Revenues fell to £172.7m in the year to June 2017 from £186.5m because of "uncertainty" ahead of the Brexit referendum in the UK and the US Presidential elections.
However, Kevin Costello, the chief executive, said revenues at the owner of Campaign, PR Week, Stuff, Four Four Two, What Car? and MyCME have "bounced back" subsequently.
He expects group turnover to grow in 2017-18 thanks chiefly to Haymarket US and Haymarket Business Media in the UK, which are both on course to post "double-digit growth" in revenues and profits.
Costello said reducing net debt to just £1m by the end of June 2017 from £17.3m a year earlier and a peak of £144m at the start of the decade meant the company’s balance sheet is "in good health" and it can invest in the business and new technology – particularly an ecommerce platform for its automotive division.
Haymarket announced the first phase of a planned £50m investment in Haymarket Automotive during 2016-17 and this led to a fall in earnings before interest, tax, depreciation, amortisation and exceptional items (Ebitdae) to £2.6m from £13.7m a year earlier.
"We’re investing in the business which is why we have suppressed Ebitdae," Costello said.
The group generates more than half of sales from three sectors – medical, marketing communications and motoring.
Costello said: "Our mission is to be the best specialist media company in our chosen markets, whilst ensuring we are transitioning the business for long term growth.
"This set of results underlines real momentum in deploying our strategy: creating a balanced portfolio of diversified revenues."

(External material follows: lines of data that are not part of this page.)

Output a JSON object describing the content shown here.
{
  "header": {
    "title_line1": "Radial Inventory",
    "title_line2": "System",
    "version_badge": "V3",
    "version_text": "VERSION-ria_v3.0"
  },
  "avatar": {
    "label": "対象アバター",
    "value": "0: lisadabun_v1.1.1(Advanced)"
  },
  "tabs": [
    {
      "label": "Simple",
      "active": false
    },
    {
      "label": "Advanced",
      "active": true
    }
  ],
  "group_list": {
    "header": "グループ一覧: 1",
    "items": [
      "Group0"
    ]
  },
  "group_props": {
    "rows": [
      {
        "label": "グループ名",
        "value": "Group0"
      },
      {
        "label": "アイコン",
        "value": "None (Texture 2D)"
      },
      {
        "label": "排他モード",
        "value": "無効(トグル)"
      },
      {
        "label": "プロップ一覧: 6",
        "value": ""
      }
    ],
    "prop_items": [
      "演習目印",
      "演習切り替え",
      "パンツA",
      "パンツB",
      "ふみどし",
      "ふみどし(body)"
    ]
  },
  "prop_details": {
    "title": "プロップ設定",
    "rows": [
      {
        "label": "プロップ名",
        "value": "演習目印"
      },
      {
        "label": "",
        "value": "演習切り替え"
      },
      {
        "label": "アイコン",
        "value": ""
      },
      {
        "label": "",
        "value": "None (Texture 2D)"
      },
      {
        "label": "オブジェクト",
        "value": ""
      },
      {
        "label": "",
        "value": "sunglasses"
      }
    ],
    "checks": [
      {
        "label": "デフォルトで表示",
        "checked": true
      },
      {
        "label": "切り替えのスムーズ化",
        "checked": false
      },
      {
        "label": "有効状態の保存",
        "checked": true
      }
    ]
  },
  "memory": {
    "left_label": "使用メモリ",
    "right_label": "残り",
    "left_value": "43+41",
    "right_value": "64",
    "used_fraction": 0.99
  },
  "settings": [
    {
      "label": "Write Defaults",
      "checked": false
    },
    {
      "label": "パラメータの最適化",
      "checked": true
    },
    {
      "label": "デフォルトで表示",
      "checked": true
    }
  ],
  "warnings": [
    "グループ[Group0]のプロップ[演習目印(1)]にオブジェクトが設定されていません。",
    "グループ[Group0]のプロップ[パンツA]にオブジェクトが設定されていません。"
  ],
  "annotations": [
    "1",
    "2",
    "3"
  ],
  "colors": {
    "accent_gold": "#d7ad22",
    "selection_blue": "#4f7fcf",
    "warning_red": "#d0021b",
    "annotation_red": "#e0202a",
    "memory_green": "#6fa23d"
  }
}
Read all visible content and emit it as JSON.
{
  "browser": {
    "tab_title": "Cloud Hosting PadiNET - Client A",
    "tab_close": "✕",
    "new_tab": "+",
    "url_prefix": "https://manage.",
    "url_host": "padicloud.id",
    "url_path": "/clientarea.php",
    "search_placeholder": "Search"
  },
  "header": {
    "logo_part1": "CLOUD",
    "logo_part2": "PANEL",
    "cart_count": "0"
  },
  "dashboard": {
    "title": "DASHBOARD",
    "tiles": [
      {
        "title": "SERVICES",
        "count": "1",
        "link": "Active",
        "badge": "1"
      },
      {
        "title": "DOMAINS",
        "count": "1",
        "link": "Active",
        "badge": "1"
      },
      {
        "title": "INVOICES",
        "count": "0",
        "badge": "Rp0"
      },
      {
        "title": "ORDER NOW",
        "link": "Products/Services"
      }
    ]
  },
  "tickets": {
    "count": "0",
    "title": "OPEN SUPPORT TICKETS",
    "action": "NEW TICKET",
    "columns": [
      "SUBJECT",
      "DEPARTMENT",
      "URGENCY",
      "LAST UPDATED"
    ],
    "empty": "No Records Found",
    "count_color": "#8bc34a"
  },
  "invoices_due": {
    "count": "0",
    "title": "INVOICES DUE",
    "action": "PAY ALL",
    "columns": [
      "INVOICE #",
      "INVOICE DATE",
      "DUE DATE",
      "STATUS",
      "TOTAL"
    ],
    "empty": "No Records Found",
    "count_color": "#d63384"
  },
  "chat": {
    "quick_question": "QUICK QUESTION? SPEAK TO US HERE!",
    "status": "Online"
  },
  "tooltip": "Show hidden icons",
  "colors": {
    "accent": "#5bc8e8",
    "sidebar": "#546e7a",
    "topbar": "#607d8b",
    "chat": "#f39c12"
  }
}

About 63% of group revenues came from digital, face-to-face events and data and 37% came from print during 2016-17.
"Print remains an important platform for our loyal specialist audiences, but it is pleasing that almost two-thirds of total revenues now come from digital, data and live activity," Costello said.
Lord Heseltine, the chairman and owner, said: "Haymarket is a company with 60 years’ heritage. It is rightly renowned for its powerful brands, serving vibrant market sectors containing millions of high value consumers and business professionals.
"These results reflect a strategy which positions us well for the future: investing in technology to build diversified revenue streams around a raft of new opportunities."
Haymarket boosted operating profits in 2016-17 by selling "non-core" motor-sport and agricultural assets but Costello said a sale of the group is not on the agenda and Lord Heseltine remains committed as the owner.
"No, the company is not for sale," Costello said. "I have been working tirelessly to ensure the next generation of the family can enjoy the security of a company that is debt-free and to accelerate its rate of development."
He also played down a suggestion that Haymarket Automotive, which separated from Haymarket Consumer last year, might be sold.
"The fact we’ve set up an Automotive division was not fuelled by a desire to sell it," he said. "As with all media owners, we actively manage our portfolio. Just as we’ve launched new brands, we’ll retire other brands or sell them."
Costello said the first half of 2017-18 was "a really encouraging six months that reinforced our commitment to develop and invest both organically and otherwise".
He added that as a specialist media business, Haymarket doesn’t need to chase major scale in a media world dominated by technology giants.
"There’s a misplaced perception about scale," he said. "Everyone’s looking for the next Amazon or Netflix but in a digital economy in the specialist arena it’s as much about quality and trust and understanding your audience and clients’ needs better."